Have you ever energetically planted a beautifully organized garden, colorful flower beds, or found the perfect tree for your yard, only to have them struggle to grow or look sickly and wilted?  Even with all of your best efforts, you may be fighting a losing battle if your soil’s Ph levels are not in sync with the needs of your plants.  

Many of us have no idea what a Ph level is, let alone why we should care about it or what we can do to modify it.  If you find yourself in this group then have no fear and read on to discover some tips and tricks to work with your soil’s Ph level and you will find your gardening and landscaping efforts have not been in vain.

In basic terms, all soil has a Ph level which is a measurement of the acidity or alkalinity.  

The scale runs 0-14, with a Ph of 7 being neutral.   A lower number indicates the presence of more acidity, and a higher number means higher alkalinity.  There are many factors that go into what makes the Ph of different soils, including the originating materials of the soil, how much precipitation your area receives annually, etc.   A good rule of thumb is that most plants will thrive with Ph conditions around a 6.5, or just slightly acidic.



So why should you care about your soil’s Ph level?  Simply states, different minerals and nutrients in the soil are released or withheld from your plants at different Ph levels.

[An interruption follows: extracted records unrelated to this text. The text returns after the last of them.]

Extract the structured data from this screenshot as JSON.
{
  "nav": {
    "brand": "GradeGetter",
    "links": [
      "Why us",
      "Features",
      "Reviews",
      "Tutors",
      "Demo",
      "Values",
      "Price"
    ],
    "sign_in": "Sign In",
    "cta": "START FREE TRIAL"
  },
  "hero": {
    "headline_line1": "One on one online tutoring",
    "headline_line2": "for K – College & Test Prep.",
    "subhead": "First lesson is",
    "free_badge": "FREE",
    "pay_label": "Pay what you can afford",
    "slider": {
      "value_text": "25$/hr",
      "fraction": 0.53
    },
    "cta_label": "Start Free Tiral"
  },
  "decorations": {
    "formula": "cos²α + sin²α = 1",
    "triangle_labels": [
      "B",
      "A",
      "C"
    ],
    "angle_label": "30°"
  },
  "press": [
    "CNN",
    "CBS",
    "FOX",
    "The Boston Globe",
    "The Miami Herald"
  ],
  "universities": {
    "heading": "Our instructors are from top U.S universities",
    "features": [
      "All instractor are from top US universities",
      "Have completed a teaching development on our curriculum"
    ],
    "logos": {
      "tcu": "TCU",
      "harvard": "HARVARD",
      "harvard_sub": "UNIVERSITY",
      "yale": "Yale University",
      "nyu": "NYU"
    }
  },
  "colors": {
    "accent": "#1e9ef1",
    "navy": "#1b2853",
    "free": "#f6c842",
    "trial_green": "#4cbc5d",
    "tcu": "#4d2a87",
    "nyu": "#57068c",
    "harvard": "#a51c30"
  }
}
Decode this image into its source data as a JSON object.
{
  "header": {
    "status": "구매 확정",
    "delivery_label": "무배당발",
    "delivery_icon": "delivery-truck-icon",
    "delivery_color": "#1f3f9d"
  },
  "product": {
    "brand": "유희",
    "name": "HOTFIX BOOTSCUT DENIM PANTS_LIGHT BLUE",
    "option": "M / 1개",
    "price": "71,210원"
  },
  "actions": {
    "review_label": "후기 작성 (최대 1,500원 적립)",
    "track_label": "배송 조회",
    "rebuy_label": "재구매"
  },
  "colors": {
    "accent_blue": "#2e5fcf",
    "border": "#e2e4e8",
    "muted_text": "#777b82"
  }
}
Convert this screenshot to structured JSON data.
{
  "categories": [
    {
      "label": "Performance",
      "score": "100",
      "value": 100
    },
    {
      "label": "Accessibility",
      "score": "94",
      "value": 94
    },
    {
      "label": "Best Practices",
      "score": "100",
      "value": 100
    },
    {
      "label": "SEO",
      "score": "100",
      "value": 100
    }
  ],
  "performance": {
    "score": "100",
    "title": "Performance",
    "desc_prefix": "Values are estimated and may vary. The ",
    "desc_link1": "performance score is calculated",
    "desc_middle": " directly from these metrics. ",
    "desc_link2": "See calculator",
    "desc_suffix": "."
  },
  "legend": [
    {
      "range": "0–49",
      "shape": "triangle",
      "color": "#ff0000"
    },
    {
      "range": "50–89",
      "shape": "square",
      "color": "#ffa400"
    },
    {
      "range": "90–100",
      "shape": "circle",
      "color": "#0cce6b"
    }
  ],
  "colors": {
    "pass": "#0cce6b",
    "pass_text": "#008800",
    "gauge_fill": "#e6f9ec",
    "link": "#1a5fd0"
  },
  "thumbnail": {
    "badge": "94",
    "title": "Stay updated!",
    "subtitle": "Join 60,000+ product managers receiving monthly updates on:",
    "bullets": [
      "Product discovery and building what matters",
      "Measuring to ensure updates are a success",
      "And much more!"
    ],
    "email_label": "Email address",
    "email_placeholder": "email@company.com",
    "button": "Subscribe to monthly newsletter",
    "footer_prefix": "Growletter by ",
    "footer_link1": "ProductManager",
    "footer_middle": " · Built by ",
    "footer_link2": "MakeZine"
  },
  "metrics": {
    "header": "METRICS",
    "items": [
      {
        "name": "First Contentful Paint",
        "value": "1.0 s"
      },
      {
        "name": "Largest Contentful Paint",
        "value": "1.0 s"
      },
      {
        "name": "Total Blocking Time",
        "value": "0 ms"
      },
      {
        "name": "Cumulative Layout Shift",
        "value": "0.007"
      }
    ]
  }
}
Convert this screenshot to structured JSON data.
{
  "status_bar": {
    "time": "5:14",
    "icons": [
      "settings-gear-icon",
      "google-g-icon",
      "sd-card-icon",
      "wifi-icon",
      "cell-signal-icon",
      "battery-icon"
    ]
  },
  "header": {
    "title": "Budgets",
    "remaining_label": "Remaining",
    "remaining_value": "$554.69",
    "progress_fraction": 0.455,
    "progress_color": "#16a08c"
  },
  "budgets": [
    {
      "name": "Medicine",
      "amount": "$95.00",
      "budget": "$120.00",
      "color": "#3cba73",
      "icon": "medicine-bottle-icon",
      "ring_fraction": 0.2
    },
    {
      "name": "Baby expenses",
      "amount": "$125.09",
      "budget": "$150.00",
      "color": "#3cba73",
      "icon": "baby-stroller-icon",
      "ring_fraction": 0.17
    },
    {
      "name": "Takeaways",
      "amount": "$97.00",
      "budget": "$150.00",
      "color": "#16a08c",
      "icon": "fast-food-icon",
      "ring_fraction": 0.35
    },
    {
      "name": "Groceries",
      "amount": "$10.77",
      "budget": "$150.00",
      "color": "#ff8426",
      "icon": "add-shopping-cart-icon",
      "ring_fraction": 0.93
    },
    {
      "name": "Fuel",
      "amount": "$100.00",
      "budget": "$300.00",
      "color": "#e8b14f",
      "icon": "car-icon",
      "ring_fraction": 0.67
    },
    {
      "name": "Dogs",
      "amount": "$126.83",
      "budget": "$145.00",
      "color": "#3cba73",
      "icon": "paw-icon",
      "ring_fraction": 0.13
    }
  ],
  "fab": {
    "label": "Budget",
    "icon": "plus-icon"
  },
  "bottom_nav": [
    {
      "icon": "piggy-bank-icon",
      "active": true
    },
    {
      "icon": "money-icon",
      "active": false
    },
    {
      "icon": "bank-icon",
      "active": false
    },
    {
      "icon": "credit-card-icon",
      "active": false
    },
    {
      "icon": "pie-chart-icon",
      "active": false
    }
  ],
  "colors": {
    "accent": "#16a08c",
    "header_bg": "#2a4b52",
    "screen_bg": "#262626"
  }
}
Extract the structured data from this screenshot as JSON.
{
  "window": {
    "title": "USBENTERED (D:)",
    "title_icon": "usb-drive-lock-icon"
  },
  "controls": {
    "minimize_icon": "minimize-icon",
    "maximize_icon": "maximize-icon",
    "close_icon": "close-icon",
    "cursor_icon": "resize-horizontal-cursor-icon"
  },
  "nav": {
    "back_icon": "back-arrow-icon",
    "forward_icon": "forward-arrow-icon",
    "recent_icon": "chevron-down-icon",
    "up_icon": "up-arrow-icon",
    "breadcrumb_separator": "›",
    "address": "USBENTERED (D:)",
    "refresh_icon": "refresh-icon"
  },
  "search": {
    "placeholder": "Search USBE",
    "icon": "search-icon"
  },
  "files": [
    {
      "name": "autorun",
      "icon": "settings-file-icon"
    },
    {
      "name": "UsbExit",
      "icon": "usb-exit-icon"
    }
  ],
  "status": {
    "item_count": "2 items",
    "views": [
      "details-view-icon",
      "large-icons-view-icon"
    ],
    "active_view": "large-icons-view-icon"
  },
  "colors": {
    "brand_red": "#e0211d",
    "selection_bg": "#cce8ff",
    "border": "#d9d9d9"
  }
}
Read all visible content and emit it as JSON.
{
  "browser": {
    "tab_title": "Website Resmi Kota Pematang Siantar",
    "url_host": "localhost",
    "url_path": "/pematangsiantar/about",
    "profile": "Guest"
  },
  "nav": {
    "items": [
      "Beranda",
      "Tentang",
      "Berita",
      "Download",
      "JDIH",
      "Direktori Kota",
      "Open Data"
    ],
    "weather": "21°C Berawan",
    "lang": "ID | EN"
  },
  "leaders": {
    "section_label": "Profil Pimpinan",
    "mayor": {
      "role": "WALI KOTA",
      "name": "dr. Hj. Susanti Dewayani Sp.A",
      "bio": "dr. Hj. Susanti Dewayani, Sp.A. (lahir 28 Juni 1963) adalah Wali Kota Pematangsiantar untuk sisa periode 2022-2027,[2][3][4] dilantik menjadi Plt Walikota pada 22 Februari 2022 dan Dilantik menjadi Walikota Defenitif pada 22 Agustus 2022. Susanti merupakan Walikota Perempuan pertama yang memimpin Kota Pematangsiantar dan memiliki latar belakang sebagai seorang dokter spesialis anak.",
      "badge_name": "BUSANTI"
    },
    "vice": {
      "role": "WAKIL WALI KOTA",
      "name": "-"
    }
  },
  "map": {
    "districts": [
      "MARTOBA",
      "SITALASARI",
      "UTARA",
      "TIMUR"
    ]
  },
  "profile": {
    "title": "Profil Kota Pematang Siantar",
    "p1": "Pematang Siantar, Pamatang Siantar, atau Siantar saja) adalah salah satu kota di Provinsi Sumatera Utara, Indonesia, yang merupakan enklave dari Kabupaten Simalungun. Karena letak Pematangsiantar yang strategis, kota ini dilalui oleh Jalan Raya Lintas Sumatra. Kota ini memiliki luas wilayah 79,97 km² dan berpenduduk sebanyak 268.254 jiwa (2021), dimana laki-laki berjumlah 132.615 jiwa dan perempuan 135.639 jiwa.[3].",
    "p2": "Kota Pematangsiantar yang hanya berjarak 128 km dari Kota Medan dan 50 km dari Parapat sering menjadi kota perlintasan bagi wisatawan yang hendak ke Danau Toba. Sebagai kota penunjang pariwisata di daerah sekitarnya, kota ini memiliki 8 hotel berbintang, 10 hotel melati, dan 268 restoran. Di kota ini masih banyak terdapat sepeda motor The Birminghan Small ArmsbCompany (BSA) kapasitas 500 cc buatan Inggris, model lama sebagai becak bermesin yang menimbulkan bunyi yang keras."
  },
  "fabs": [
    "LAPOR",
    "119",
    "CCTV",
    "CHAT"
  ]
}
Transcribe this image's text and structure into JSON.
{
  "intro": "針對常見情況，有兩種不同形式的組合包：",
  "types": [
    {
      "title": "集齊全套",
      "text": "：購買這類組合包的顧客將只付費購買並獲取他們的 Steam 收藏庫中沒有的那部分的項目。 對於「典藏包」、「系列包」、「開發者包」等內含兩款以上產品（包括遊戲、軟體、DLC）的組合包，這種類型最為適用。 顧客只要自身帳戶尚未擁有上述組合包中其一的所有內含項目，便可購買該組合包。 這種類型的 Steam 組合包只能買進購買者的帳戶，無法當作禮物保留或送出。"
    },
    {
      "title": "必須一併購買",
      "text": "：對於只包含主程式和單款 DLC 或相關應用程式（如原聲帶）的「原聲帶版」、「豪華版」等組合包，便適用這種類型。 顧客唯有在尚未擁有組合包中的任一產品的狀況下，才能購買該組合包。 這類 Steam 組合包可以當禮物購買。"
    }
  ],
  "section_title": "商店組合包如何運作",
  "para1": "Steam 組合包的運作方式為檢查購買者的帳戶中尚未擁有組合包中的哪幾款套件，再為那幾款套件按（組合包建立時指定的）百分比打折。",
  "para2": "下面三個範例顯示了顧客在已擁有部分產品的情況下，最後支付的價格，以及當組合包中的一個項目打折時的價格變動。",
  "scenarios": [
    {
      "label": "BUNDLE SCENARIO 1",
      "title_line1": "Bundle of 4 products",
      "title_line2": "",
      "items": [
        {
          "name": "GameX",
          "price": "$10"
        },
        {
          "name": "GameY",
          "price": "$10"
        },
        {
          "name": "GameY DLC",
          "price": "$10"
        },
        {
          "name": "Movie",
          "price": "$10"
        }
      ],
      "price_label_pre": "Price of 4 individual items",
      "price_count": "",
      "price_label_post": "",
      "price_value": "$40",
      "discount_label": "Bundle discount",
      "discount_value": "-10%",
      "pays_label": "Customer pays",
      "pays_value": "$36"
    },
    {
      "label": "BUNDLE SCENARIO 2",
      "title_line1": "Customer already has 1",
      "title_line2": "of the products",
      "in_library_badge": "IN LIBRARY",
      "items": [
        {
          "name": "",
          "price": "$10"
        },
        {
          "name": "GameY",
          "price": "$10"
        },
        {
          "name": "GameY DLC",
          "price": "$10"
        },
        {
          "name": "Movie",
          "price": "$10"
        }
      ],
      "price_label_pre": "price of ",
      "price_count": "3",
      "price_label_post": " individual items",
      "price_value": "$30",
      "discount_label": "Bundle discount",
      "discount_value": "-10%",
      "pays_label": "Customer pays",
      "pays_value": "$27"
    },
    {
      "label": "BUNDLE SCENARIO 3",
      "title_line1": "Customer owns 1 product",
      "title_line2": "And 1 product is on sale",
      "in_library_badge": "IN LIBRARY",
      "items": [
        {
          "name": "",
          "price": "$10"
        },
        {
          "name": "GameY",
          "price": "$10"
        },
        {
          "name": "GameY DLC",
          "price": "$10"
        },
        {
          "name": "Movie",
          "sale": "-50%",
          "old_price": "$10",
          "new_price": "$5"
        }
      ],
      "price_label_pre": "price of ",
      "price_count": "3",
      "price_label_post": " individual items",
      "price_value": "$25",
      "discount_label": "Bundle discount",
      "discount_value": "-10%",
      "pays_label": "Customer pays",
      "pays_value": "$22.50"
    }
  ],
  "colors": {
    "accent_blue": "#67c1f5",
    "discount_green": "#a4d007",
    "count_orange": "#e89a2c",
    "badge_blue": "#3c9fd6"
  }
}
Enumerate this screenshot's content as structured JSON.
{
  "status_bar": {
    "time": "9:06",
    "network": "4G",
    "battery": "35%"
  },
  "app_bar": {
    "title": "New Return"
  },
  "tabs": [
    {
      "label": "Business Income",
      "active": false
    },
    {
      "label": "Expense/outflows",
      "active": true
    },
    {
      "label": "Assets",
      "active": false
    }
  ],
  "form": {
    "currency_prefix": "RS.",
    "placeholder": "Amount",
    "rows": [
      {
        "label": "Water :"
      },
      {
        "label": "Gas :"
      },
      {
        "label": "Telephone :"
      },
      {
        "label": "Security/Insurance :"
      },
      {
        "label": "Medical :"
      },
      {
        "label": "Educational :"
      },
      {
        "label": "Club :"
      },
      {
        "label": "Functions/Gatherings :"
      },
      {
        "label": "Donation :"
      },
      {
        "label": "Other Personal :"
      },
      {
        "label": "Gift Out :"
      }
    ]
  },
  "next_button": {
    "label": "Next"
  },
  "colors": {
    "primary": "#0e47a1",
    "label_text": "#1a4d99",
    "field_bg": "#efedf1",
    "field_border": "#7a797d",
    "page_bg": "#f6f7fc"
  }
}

 For example, if there is not enough acidity in the soil conditions, the iron that a plant needs to absorb is not available.  By simply raising the acidity level of the soil, then plant can then begin to properly absorb sufficient iron levels to keep it healthy and thriving.



Now that you know what Ph level is and how it can affect plant growth, you may be asking how do I apply this knowledge in my own yard?  

The answer is actually pretty simple!  Many landscaping and gardening centers will have an at home Ph test kit that can be purchased.  Simply follow the directions on the kit to discover your soil’s Ph level.  Then, you can set about getting your Ph level within your desired range.  

In general, applying limestone to your soil is a good way to raise the Ph level.  Oppositely, adding some sulfur to your soil will lower the Ph level.  Once you have achieved a Ph in your desired range, your job is not 100% complete.  Monitoring these levels is something that you will want to continue to do over time, as they can continue to shift.  Watching the growth and vibrancy of your plants will give you a good indicator if it is a time for a quick check of your soil’s Ph levels.